The Center for Rural Pennsylvania is an agency of the Pennsylvania General Assembly.  I recommend reading the report.


  1. I hope this isn't Marcellus brine!!

    DEP is proposing an amendment to its residual waste permit that directly impacts and has grown out of the gas drilling industry.
    The amendment, under Permit # WMGR064, which governs the use of residual waste, is proposing the authorization of the use of natural gas well brine for roadway pre-wetting, anti-icing, and roadway de-icing. DEP is also proposing a renewal of Permit WMGR065 and make major modications to the permit to authorize the use of well brine for dust suppressant and stabilizer for unpaved secondary roadways.

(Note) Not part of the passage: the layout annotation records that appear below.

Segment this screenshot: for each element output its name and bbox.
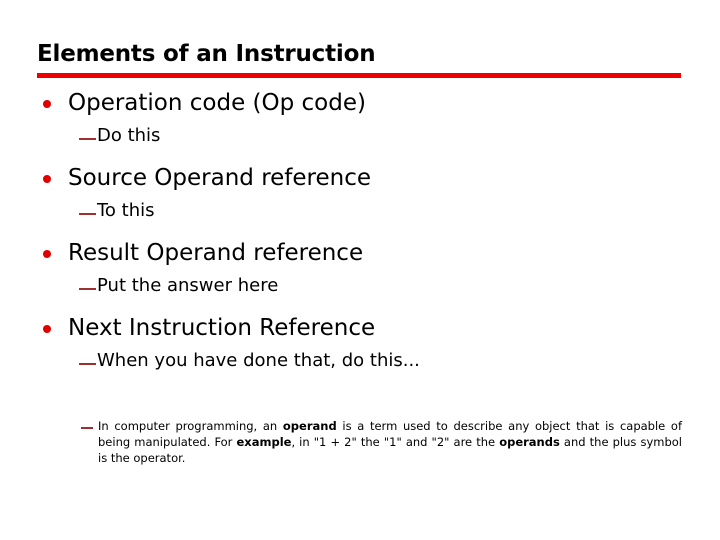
- footnote-part-3: , in "1 + 2" the "1" and "2" are the: [291, 435, 500, 449]
- bullet-dot-icon: [43, 175, 51, 183]
- bullet-item-4-label: Next Instruction Reference: [68, 315, 376, 341]
- sub-bullet-item-4: When you have done that, do this...: [0, 347, 720, 377]
- bullet-group-4: Next Instruction Reference When you have…: [0, 313, 720, 388]
- dash-icon: [79, 213, 96, 215]
- sub-bullet-item-2-label: To this: [97, 200, 155, 221]
- bullet-dot-icon: [43, 250, 51, 258]
- bullet-group-1: Operation code (Op code) Do this: [0, 88, 720, 163]
- bullet-item-3-label: Result Operand reference: [68, 240, 364, 266]
- footnote-paragraph: In computer programming, an operand is a…: [98, 418, 682, 466]
- dash-icon: [79, 138, 96, 140]
- bullet-group-3: Result Operand reference Put the answer …: [0, 238, 720, 313]
- bullet-item-1-label: Operation code (Op code): [68, 90, 366, 116]
- bullet-group-2: Source Operand reference To this: [0, 163, 720, 238]
- bullet-dot-icon: [43, 325, 51, 333]
- bullet-dot-icon: [43, 100, 51, 108]
- bullet-list: Operation code (Op code) Do this Source …: [0, 88, 720, 388]
- bullet-item-1: Operation code (Op code): [0, 88, 720, 122]
- bullet-item-3: Result Operand reference: [0, 238, 720, 272]
- page-title: Elements of an Instruction: [37, 41, 376, 67]
- bullet-item-2-label: Source Operand reference: [68, 165, 372, 191]
- title-block: Elements of an Instruction: [37, 40, 682, 68]
- sub-bullet-item-1: Do this: [0, 122, 720, 152]
- bullet-item-2: Source Operand reference: [0, 163, 720, 197]
- sub-bullet-item-3-label: Put the answer here: [97, 275, 279, 296]
- footnote-bold-operand: operand: [282, 419, 337, 433]
- dash-icon: [79, 288, 96, 290]
- title-underline-rule: [37, 73, 681, 78]
- sub-bullet-item-3: Put the answer here: [0, 272, 720, 302]
- dash-icon: [81, 427, 93, 429]
- footnote-part-1: In computer programming, an: [98, 419, 283, 433]
- sub-bullet-item-4-label: When you have done that, do this...: [97, 350, 420, 371]
- footnote-bold-operands: operands: [499, 435, 560, 449]
- dash-icon: [79, 363, 96, 365]
- bullet-item-4: Next Instruction Reference: [0, 313, 720, 347]
- footnote-bold-example: example: [236, 435, 292, 449]
- slide-canvas: Elements of an Instruction Operation cod…: [0, 0, 720, 540]
- sub-bullet-item-1-label: Do this: [97, 125, 161, 146]
- sub-bullet-item-2: To this: [0, 197, 720, 227]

    DEP is accepting public comment concerning these proposals. Concerned citizens may submit comments to Scott Walters, Chief, General Permits, Div of Municipal and Residual Waste, Bureau of Waste Management, PO Box 8472, Harrisburg, PA 17105. Comments may recommend revisions to and approval or denial of the proposed amendment and renewal. Comments are due by Nov 16th 2011.

  2. Sol: Why do you hope it isn't Marcellus brine? Do you have a solid handle on the chemical difference between Marcellus brine and the normal salt that is used for de-icing? You might be surprised.

  3. Marcellus brine contains flowback chemicals and radioactivity that John Hanger's DEP worked diligently to keep from being discharged into our rivers to be served up as drinking water downstream.

    I find this akin to scraping all the old lead paint from the house and putting it in the kids sandbox for them to play in.

    What difference whether it's dumped directly in the rivers or applied to the roads to run off with the rain into the rivers.